His friends, Yeshi Gyaltsen and Lobsang Palden, fled the monastery the night of 25 November 1992 having received Lobsang’s warning and now study in Sera Monastery in south India. Ragya Monastery is regarded as the “problematic monastery” in the Chinese Qinghai Region because of its independence activities. Chinese authorities have established a special PSB branch to keep a watch on the monastery. Visiting scholars are forbidden and students are restricted from pursuing further studies outside Ragya.

Updated Gaden arrest list:

On 9 May 1996, 17 monks were arrested and on 30 August three more monks were arrested. In total, 62 monks and one layman were arrested. Of these, eight monks were released in the first week of July and are now again in Gaden Monastery. The 23 monks who were released from the prison on 30 August were subsequently expelled from the monastery

There are reportedly 32 monks still in prison, as listed below. The sources are not able to remember all names and thus this list is incomplete.

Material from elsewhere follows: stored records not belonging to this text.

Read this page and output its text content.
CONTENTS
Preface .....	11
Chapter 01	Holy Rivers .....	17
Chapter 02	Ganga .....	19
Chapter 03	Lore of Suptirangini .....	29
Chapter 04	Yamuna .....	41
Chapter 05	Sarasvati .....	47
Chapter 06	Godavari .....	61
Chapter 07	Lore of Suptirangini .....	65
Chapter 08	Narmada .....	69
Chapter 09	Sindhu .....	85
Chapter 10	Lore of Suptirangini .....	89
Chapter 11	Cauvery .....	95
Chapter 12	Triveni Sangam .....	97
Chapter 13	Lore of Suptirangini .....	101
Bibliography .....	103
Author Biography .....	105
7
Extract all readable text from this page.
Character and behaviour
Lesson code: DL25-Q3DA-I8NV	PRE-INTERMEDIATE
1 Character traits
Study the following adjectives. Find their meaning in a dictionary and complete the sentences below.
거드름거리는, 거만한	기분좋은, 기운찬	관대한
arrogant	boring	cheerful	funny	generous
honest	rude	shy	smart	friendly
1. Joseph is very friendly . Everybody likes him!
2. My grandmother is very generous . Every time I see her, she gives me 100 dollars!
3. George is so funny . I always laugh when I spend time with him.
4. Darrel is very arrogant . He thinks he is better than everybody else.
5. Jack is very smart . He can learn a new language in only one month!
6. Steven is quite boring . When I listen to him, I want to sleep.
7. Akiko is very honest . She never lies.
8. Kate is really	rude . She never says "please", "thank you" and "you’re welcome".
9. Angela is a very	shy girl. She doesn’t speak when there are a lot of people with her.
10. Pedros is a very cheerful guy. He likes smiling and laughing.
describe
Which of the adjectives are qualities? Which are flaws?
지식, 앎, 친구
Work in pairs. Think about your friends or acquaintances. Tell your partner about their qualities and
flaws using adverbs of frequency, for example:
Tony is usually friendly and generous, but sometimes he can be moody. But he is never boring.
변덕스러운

Name Age Place of Origin Term
Date Imprisoned
Yeshi Rabgyal (Bhadgro) 28 Medro Gyama 15 7 / 5 / 1996
Jampa Lodroe (Potoe) 22 Drigung 15 7 / 5 / 1996
Jampa Tenkyopng 23 Drigung 15 9 / 5 / 1996
(Passang Tsering) 37 yalding 12 7 / 5 / 1996
Tenzin Gelek (Penpa) 23 Tsawa 12 9 / 5 / 1996
(Yonten Gyalpo) 27 Meldro Gyama 12 9 / 5 / 1996
Lobsang Dawa 28 Phenpo 12 7 / 5 / 1996
(Konchok Dhondup) 24 Dhada 12 9 / 5 / 1996
(Khedrupa) 25 Lubumkhang 12 7 / 5 / 1996
(Atsak) 29 Lhoka 10 7 / 5 / 1996
(Takchoe) 39 Meldro Gyama 2 7 / 5 / 1996
Gyatso Rinchen Bhakdroe 19 Meldro Gyama 2 7 / 5 / 1996
(Phurbu Tsering) Yeshi Samten 21 Kyegu 2 7 / 5 / 1996
(Tenzin Yeshi) 20 Tsawa 2 7 / 5 / 1996
Sangye 24 Khampa 2 7 / 5 / 1996
Tashi Dorjee 35 Jhekha 1 9 / 5 / 1996
(Lobsang Wangchuk) 23 Drigung 10 9 / 5 / 1996
(Jampa Thaye) 21 Kham 5 9 / 5 / 1996
(Sonam Tsering) 22 Kong 5 7 / 5 / 1996
(Phuntsok Dhondup) 26 Dhrushi 10 7 / 5 / 1996
Choesum Gyaltsen 25 Taktse 3 30 / 8 / 1996
(Penpa) N/A Bongtoe 3 30 / 8 / 1996
Tsultrim Gyaltsen 27 Thargey 3 30 / 8 / 1996
Tasang 21 Drigung 10 7 / 5 / 1996
(Sonam Tenpa) 26 Lubum 2 7 / 5 / 1996
Key note: The name in brackets represents the monk’s layname.